10

174 18 9
                                    

Ulva terus saja berusaha mensejajarkan langkahnya dengan cowok tampan di sampingnya ini. Sesekali ia harus melangkah lebar. Namun, tetap saja langkahnya akan kebalap dengan Galen, cowok sombong berparas tampan itu terus melangkah ke depan dengan tatapan tajam. Dirinya berusaha menghindarkan gadis berkepala batu di sampingnya.

"Galen stop!" Entah lupa atau apa, Ulva dengan berani memegang pergelangan Galen. Membuat mata cowok itu berkilat.

"Lepasin tangan lo yang jorok itu!" Tentunya dengan kesadaran penuh ia mendorong Ulva. Membuat gadis berkuncir dua itu terhuyung dan bokongnya menyium lantai tanpa elegan.

Ulva tak meringis. Ia hanya diam dengan menatap Galen. Tak lupa bibirnya terus maju beberapa centi. "Sakit tau! Kasar banget jadi cowok!"

"Lo yang buat gue kasar!" bentak Galen. Cowok itu benar-benar tak suka ditempeli oleh siapa pun. "Lo tahu gak sih, bahasa manusia?! Jelas-jelas gue udah bilang dari awal, gue gak suka didekati siapa pun, paham?!" bentak cowok itu kembali. Suara Galen yang sedang dikoridor itu cukup keras, membuat beberapa orang datang mendekat. Terlebih lagi sekarang waktu istirahat.

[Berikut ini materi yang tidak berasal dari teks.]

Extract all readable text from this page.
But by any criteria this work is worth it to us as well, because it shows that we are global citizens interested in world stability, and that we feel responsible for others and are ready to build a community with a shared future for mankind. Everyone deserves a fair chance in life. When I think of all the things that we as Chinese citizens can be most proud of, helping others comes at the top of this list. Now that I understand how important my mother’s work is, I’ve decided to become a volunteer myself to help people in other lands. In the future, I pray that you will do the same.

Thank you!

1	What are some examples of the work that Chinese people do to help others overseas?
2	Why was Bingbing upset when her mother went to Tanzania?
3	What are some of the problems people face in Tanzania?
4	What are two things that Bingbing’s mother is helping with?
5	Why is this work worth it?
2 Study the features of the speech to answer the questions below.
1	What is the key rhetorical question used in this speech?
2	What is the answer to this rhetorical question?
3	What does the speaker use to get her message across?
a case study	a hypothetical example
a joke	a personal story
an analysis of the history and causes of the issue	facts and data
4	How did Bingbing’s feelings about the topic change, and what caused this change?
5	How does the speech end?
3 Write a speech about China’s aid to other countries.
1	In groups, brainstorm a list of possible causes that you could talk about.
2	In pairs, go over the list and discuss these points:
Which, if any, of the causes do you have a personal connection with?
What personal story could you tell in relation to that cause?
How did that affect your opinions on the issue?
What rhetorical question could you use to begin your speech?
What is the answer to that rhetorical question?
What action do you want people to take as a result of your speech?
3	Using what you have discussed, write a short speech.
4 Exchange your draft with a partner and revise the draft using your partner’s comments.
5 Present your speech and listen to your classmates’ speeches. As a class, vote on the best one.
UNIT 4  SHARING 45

Galen terus menatap Ulva yang masih terdiam di lantai. "Lo satu-satunya cewek yang berani nentang gue! Padahal lo itu sama kayak mereka! Hanya cewek miskin yang bisa masuk sekolah ini karena beasiswa! Tapi tingkah lo gak ada takut-takutnya ya, sama gue! Gue udah peringatin dari awal tapi lo tetap berkepala batu! Gue gak suka bau keringat lo, paham?! Gue gak suka lihat wajah lo! Gue gak suka lihat lo yang selalu nempelin gue! Lo pikir lo siapa? Cewek bangsawan yang pantas di dekat gue?! Lo tau gue siapa? Gue itu anak satu-satunya, cucu satu-satunya dari Tuan Wiharja, paham?!"

Semua mulai berbisik-bisik. Ada yang tertawa sinis sembari melihat Ulva. Ada yang menatap iba pada Ulva. Tak sedikit juga yang menatap sinis pada Galen.

Ulva langsung berdiri dan mengibaskan rambutnya. "Oh, maaf ya, Tuan Kecil Wiharja. Gue lupa tentang lo yang gak suka didekati siapa pun. Gue lupa kalau lo gak suka dengan bau keringat. Gue lupa, kalau lo hanya cowok sombong yang terlihat berlebihan. Gue lupa akan hal itu semua." Ulva tersenyum manis. Dari cara bicaranya, tak terlihat ia sedang menyindir atau membalas. Dari cara bicaranya, ia hanya terlihat seperti orang yang meminta maaf sungguhan. "Tapi sepertinya lo juga lupa, kalau gue cewek yang suka sama lo. Yang sedang memperjuangi lo. Mungkin gue bukan satu-satunya cewek yang suka sama lo, tapi gue pastikan, kalau gue satu-satunya cewek yang sedang memperjuangkan lo. Karena hal itu, gue terlupa akan semua hal yang lo benci. Tapi lo harus ingat, gue lupa itu karena lo." Ulva mengedipkan sebelah matanya.

Suara riuh gombalan serta siulan mulai terdengar. Banyak yang menggoda Galen. Mereka semua merasa takjub karena Ulva berani membalas tanpa terlihat menjatuhkan dirinya. Mereka akui, hanya Ulva yang berani berterus terang pada cowok itu.

Sedangkan kepala Galen sudah panas tak tertolong. Ia benar-benar tak habis pikir dengan sifat Ulva. Bagaiamana bisa gadis yang sudah dipojokkan di depan banyak orang masih bisa membalas? Bahkan Galen benar-benar greget karena sudah tidak tahu lagi bagaimana caranya menyadarkan cewek itu kalau dia gak suka didekati siapa pun.

"Sekarang, apakah Tuan Galen mau menerima si gadis berwajah Miku ini?" Ulva bertanya sembari tersenyum lebar. Bahkan cewek-cewek pun mengakui kecantikan Ulva yang tak tertolong. Benar-benar mirip anime yang bernama Miku itu.

"Argh!" Galen menggaruk rambutnya frustasi. Ia langsung segera pergi sebelum kepalanya benar-benar meledak.

🌊🌊🌊

"Ulva?"

Ulva yang merasa dirinya dipanggil pun menoleh. Ia melihat Papang yang berdiri di samping Melda. Sedangkan mata Melda hanya berfokus pada layar ponselnya.